Rep. Young citing Holocaust in gun control debate is disrespectful

During U.S. Rep. Don Young’s recent speaking engagement with the Alaska Municipal League, he used the Holocaust as an example of what happens when a population of people do not have access to firearms. The atrocities committed during the Holocaust were not the result of the Jewish population not having guns. To suggest any correlation between the two is to ignore history.
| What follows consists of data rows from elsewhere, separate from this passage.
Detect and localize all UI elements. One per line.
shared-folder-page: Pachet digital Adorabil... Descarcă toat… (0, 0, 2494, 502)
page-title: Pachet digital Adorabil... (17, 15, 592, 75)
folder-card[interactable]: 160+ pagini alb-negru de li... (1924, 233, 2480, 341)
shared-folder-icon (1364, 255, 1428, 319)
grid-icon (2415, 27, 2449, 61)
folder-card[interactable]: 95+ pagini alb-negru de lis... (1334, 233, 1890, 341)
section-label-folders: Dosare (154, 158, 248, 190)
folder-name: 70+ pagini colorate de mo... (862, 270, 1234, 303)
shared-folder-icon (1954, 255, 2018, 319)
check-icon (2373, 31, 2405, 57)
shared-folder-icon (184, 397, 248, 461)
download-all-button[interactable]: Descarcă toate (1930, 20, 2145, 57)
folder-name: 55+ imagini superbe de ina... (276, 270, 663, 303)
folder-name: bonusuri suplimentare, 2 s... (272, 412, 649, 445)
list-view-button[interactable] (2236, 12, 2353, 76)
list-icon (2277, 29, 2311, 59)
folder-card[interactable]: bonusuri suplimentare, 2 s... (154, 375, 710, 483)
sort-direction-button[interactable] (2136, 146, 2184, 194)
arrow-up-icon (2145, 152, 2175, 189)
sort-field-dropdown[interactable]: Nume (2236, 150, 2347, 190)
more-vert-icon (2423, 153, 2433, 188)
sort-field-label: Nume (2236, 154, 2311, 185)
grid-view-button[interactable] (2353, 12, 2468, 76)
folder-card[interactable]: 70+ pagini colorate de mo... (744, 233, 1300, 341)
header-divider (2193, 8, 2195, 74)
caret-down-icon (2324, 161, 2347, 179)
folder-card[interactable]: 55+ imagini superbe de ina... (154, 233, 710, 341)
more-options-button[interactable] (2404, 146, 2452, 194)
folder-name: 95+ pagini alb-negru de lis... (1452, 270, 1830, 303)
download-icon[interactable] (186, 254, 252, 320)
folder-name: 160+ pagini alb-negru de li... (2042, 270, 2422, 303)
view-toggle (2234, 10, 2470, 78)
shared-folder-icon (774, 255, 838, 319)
Adolf Hitler became chancellor of Germany in 1933. His Third Reich was methodical in their attempts to isolate and eliminate the Jewish population which at the time comprised about 1.7 percent of the entire population of Europe. After segregating all the Jews, removing their access to financial support, denying them the ability to make a living, confiscating all property, closing any and all escape routes, poisoning the non Jewish population through propaganda against the Jews and severely punishing anyone who provided any type of support to any Jewish person, the stage was set. Hitler’s “final solution” was underway.

By 1943 Germany and its Axis partners had conquered, occupied or annexed most of Europe. The armies and governments of numerous countries throughout Europe including France, Poland and Belgium fell under the annihilating onslaught of the Third Reich. During their murderous rampage the Reich was successful in slaughtering two out of every three European Jews. Along with the 6 million Jewish deaths were another 5 million human beings the Reich felt did not fit the Aryan ideal. These staggering figures do not include the thousands of babies, infants and children that were murdered before their births could be recorded or were left dying on the streets.

It is preposterous to assume that guns would have allowed the Jewish population, or any of the other murdered individuals of any of these countries to mount a successful defense against the existing police states or the German army.

To use the Holocaust in any part of the debate on gun control is monumentally disrespectful to the millions who lost their lives. It perpetuates the myth that Jewish residents could have withstood the onslaught of the German Reich.

And for those around the world who mourn the loss of loved ones, it trivializes the horrendous reality of what happened.